THP-1 Cell Differentiation and Activation
THP-1 cells were cultured to the appropriate density for differentiation. Phorbol 12-myristate 13-acetate (PMA) was added to the culture medium at a final concentration of 5 ng/mL to induce differentiation. The cells were incubated in PMA-containing medium for 24 h, during which they adhered to the culture dish and began to exhibit macrophage-like morphology. After 24 h, the medium was replaced with fresh, PMA-free medium, and the cells were incubated for an additional 72 h to allow for resting and stable differentiation into macrophages. These differentiated and rested THP-1 macrophages were then used for subsequent activation experiments or other functional assays. For activation, lipopolysaccharide (LPS) was added to the rested THP-1 macrophages at a final concentration of 1 μg/mL.
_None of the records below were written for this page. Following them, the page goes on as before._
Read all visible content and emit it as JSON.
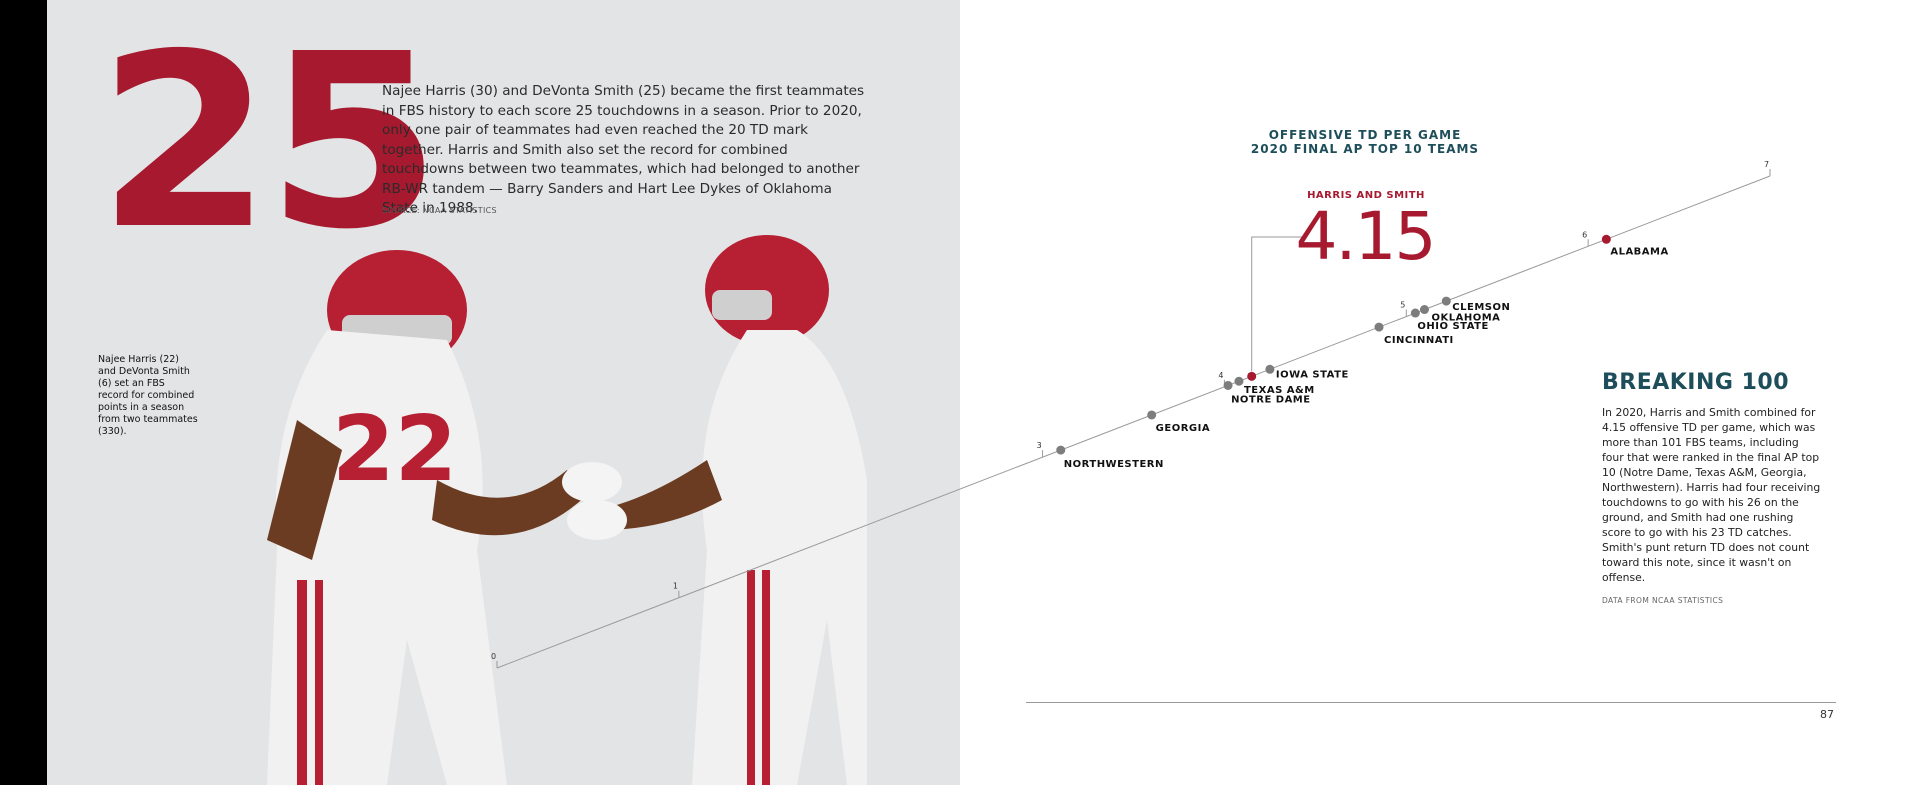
{
  "big_stat": "25",
  "intro": "Najee Harris (30) and DeVonta Smith (25) became the first teammates in FBS history to each score 25 touchdowns in a season. Prior to 2020, only one pair of teammates had even reached the 20 TD mark together. Harris and Smith also set the record for combined touchdowns between two teammates, which had belonged to another RB-WR tandem — Barry  Sanders and Hart Lee Dykes of Oklahoma State in 1988.",
  "intro_source": "SOURCE: NCAA STATISTICS",
  "caption": "Najee Harris (22) and DeVonta Smith (6) set an FBS record for combined points in a season from two teammates (330).",
  "colors": {
    "crimson": "#a6192e",
    "teal": "#1d4e5a",
    "dot_gray": "#7d7d7d"
  },
  "chart_data": {
    "type": "scatter",
    "title": "OFFENSIVE TD PER GAME\n2020 FINAL AP TOP 10 TEAMS",
    "axis_ticks": [
      0,
      1,
      3,
      4,
      5,
      6,
      7
    ],
    "points": [
      {
        "label": "NORTHWESTERN",
        "value": 3.1,
        "highlight": false
      },
      {
        "label": "GEORGIA",
        "value": 3.6,
        "highlight": false
      },
      {
        "label": "NOTRE DAME",
        "value": 4.02,
        "highlight": false
      },
      {
        "label": "TEXAS A&M",
        "value": 4.08,
        "highlight": false
      },
      {
        "label": "HARRIS AND SMITH",
        "value": 4.15,
        "highlight": true
      },
      {
        "label": "IOWA STATE",
        "value": 4.25,
        "highlight": false
      },
      {
        "label": "CINCINNATI",
        "value": 4.85,
        "highlight": false
      },
      {
        "label": "OHIO STATE",
        "value": 5.05,
        "highlight": false
      },
      {
        "label": "OKLAHOMA",
        "value": 5.1,
        "highlight": false
      },
      {
        "label": "CLEMSON",
        "value": 5.22,
        "highlight": false
      },
      {
        "label": "ALABAMA",
        "value": 6.1,
        "highlight": true
      }
    ]
  },
  "highlight_label": "HARRIS AND SMITH",
  "highlight_value": "4.15",
  "sidebar": {
    "title": "BREAKING 100",
    "body": "In 2020, Harris and Smith combined for 4.15 offensive TD per game, which was more than 101 FBS teams, including four that were ranked in the final AP top 10 (Notre Dame, Texas A&M, Georgia, Northwestern). Harris had four receiving touchdowns to go with his 26 on the ground, and Smith had one rushing score to go with his 23 TD catches. Smith's punt return TD does not count toward this note, since it wasn't on offense.",
    "source": "DATA FROM NCAA STATISTICS"
  },
  "page_number": "87"
}
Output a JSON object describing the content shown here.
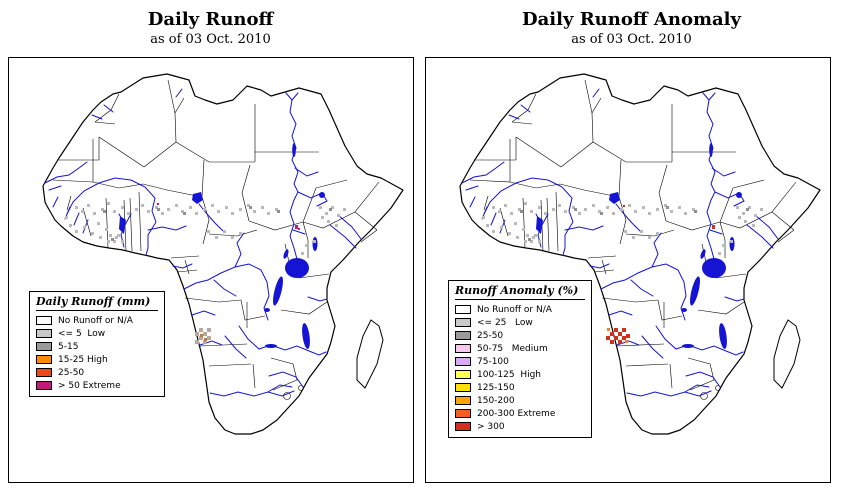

Proteomics for HEK293T Cells and THP-1 Macrophages
A total of 1 × 10⁶ cells were collected and centrifuged at 300 × g for 3 min, and the supernatant was discarded. This washing step was repeated three times by resuspending the cells in DPBS and centrifuging to remove serum proteins and trypsin. After the final wash, the cells were resuspended in DPBS, and the protein concentration of the cell suspension was quantified using the BCA method.
Next, an aliquot containing 20 μg of protein was centrifuged at 300 × g for 3 min and the supernatant was discarded. The pellet was resuspended in 15 μL of DPBS and 5 μL of 5× SDS loading buffer, then mixed by vortexing. The sample was heated at 100°C for 10 min using a thermocycler and immediately placed on ice afterward. A 10% SDS-PAGE gel was prepared, and 20 μL of the sample was loaded onto the gel. The gel was run for 30 min. Afterward, all bands were excised from the gel, and in-gel digestion with trypsin was performed. The resulting peptides were analyzed using an Orbitrap Fusion Lumos mass spectrometer, and protein abundances were determined based on the mass spectrometry data.